Visuellement, Gisaku entremêle trois styles graphiques. Les décors, visuellement très riches, se veulent la majorité du temps très réalistes. Sans égaler la prouesse graphique de Le bossu de Notre-Dame, sans nul doute encore aujourd'hui le long métrage animé le plus beaux en terme de décors à ce jour, Gisaku propose une expérience visuelle très détaillée. En même temps, ce choix est volontaire afin de retranscrire avec la plus grande fidélité les divers lieux emblématiques d'Espagne. Même si l'on n'y a jamais mis les pied, une simple photographie de chacun de ces endroits mise à côté de sa version animée démontre à quel point la fidélité est de mise. Pour ce qui concerne les véhicules, Gisaku utilise presque exclusivement la technologie numérique. Globalement, le choix esthétique est relativement harmonieux. Plus déstabilisant au début, mais dont on finit par s'accoutumer, le design des personnages concilie l'animation européenne et japonaise. Ce n'est ni réaliste, ni cartoon, à la limite de la bande dessinée européenne et du manga japonais. On retrouve aussi cette même "moitié-moitié" dans la psychologie des personnages dont les caractéristiques, très stéréotypées, peuvent se trouver dans des centaines d'oeuvres européennes ou japonaises. Enfin, Gisaku propose également une bande originale très soignée, dont la majorité des airs entendus évoquent évidemment l'Espagne mais aussi, ce qui est plus étonnant, le style celtique à travers l'usage de la gaïta gallega, la cornemuse propre à la région de Galice.
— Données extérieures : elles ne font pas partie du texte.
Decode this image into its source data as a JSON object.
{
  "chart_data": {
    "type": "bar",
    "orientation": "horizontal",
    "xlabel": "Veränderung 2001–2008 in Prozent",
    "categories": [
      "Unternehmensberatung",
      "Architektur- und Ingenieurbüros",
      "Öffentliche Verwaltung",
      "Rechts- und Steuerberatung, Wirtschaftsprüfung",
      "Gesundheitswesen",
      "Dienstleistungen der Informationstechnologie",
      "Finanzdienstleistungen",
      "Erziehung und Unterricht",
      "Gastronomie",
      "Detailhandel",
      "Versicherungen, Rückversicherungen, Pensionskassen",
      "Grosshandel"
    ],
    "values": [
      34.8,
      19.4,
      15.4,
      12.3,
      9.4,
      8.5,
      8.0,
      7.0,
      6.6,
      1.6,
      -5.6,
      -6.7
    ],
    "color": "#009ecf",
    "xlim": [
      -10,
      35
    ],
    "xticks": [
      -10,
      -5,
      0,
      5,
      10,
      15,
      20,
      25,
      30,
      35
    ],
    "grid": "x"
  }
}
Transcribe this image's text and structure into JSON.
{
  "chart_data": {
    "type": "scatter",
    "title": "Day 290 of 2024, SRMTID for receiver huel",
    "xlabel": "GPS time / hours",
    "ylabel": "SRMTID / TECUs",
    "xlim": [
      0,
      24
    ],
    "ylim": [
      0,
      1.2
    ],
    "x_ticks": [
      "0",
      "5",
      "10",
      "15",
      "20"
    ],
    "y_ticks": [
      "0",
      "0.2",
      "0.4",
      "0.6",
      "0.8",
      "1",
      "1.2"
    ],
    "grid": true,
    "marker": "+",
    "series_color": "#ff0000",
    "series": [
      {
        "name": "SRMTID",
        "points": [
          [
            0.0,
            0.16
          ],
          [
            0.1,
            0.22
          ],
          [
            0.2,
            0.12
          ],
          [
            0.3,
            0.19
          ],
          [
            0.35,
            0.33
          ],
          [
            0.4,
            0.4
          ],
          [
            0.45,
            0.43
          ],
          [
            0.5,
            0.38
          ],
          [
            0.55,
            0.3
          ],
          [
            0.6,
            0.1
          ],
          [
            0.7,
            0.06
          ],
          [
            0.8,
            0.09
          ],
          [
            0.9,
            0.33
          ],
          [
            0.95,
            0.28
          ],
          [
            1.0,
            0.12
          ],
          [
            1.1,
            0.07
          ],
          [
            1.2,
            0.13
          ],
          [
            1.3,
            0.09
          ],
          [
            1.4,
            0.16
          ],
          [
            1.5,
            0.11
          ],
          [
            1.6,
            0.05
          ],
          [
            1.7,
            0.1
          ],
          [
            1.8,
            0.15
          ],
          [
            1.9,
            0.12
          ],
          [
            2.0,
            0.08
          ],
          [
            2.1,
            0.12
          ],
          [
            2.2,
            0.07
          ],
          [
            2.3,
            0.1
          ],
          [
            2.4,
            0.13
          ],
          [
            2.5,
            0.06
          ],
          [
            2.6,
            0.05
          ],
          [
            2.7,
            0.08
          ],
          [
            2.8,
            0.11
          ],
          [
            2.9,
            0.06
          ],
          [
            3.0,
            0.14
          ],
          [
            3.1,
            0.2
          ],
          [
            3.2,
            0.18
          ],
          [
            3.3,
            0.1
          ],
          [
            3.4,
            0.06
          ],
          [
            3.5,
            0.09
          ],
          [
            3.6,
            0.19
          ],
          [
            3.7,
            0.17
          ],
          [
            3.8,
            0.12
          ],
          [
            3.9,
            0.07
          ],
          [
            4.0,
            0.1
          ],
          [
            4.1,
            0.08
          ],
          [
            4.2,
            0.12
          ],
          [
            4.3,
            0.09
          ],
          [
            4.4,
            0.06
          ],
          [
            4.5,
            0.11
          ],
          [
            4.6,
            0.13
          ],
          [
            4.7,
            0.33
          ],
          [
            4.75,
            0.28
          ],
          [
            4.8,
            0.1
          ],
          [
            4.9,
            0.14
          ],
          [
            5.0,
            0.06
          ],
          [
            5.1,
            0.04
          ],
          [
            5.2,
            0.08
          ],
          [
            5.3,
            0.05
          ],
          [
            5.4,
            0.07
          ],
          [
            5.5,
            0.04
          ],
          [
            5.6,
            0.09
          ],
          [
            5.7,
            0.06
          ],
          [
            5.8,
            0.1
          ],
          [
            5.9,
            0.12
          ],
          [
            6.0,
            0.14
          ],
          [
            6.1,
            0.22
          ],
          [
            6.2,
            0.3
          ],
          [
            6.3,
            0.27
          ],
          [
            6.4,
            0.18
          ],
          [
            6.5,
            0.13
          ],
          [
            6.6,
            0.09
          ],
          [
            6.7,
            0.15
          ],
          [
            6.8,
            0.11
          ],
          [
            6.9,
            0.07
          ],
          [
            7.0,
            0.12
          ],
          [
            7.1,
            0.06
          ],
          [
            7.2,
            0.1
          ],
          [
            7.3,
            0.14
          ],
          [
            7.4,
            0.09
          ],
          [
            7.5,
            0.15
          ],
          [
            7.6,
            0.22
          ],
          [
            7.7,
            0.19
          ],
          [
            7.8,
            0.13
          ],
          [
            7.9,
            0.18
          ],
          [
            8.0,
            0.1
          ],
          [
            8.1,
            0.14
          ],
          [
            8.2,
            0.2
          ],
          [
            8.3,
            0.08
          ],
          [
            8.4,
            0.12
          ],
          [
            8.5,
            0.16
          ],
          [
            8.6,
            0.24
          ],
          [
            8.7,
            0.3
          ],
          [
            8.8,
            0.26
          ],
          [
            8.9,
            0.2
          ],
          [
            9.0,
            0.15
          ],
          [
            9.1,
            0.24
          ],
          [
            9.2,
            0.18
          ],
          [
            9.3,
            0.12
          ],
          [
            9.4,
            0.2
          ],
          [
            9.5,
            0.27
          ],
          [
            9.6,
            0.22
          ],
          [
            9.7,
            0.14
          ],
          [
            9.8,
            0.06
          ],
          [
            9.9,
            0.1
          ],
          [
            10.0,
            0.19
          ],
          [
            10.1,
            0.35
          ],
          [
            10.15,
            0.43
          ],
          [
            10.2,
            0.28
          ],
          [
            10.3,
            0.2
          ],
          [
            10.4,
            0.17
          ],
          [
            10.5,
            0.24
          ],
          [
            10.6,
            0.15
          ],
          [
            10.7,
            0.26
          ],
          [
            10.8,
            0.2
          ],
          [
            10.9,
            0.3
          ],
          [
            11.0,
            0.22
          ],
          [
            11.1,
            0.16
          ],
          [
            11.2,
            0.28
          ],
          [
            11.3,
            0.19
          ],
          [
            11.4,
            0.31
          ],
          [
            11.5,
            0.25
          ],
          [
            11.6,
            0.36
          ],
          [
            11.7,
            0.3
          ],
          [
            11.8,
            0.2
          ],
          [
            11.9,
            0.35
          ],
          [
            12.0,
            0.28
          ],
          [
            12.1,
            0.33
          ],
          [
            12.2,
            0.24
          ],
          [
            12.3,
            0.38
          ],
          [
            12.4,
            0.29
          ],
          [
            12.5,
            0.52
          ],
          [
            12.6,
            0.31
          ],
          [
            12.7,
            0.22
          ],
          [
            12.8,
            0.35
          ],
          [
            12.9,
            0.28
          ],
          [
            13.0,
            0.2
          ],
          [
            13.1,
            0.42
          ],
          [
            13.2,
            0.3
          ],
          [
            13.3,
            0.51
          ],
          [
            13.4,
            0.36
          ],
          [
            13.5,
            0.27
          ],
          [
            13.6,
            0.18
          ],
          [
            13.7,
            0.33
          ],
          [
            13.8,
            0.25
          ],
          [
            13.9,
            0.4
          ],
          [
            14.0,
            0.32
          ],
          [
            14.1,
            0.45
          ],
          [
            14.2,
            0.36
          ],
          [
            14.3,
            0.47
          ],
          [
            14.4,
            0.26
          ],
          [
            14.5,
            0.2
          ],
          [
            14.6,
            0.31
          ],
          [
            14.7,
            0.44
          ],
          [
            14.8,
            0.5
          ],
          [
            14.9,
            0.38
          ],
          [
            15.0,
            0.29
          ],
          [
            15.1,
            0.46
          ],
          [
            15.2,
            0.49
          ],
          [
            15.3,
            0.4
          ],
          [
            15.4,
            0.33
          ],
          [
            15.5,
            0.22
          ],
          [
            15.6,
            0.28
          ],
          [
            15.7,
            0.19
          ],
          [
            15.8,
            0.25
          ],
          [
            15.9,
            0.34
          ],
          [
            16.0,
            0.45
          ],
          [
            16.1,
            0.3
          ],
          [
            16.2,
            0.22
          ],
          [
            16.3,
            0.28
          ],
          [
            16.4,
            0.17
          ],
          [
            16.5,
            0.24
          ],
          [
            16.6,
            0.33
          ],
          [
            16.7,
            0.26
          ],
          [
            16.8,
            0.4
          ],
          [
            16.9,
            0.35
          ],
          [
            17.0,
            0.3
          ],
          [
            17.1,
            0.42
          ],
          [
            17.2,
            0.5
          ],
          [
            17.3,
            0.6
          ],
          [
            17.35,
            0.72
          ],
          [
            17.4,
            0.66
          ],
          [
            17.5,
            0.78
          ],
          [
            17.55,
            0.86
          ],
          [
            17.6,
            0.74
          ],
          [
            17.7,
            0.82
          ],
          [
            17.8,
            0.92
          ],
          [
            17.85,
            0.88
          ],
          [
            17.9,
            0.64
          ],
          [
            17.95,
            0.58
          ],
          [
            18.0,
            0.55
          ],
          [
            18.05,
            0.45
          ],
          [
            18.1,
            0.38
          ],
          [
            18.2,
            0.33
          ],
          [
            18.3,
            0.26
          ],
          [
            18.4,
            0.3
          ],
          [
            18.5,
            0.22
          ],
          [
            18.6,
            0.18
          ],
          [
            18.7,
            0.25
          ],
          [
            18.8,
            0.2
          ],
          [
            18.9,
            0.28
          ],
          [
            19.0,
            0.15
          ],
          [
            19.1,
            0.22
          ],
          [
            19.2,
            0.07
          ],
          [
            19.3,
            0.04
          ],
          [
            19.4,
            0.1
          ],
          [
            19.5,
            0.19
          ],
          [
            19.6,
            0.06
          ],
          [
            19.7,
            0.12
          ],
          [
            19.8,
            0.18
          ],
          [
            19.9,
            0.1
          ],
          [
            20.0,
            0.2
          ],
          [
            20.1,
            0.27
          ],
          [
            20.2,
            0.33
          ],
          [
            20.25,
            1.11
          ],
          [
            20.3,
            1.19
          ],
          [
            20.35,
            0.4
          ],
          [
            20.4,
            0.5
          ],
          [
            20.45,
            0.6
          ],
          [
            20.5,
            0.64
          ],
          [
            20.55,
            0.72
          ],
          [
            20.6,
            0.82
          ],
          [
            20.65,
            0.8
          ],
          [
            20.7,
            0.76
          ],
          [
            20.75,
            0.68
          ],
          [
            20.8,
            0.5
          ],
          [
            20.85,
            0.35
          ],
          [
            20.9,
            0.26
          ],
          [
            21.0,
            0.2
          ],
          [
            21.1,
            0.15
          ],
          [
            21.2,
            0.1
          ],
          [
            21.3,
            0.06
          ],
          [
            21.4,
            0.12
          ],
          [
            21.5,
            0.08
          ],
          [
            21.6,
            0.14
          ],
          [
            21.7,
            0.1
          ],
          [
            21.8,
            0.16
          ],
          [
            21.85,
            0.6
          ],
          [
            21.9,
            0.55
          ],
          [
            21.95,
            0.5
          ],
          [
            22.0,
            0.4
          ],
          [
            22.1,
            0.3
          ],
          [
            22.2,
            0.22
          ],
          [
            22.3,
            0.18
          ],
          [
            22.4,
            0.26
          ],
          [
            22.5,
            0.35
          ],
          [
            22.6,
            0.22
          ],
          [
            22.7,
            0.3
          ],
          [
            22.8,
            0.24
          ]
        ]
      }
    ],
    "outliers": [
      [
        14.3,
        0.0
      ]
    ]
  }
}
En fin de compte, Gisaku n'est pas si mal à suivre. Il pêche avant tout par son scénario bien trop peu développé, bourré de gros trous qu'on l'on a bien du mal à combler, alors que l'histoire invente une mythologie qui semble étonnamment riche. En vérité, il semble évident que Filmax Animation a été pris par le temps et a donc dû rendre sa copie au plus vite pour que le film puisse être proposé à temps à l'exposition internationale spécialisée d'Aichi. Du coup, Gisaku ressemble aujourd'hui à une sorte de grand pilote d'une série télévisée animée avortée, car l'intrigue introduit de nombreuses pistes intéressantes sans pouvoir les développer ensuite, là où une série télévisée aurait pu enrichir considérablement l'univers. C'est d'autant plus gênant que le film s'achève en laissant une grande porte entrouverte à une suite qui n'a jamais existé. C'est bien dommage qu'il n'y en ai pas eu car Gisaku ressemble désormais à une oeuvre bancale et, en partie, inachevée.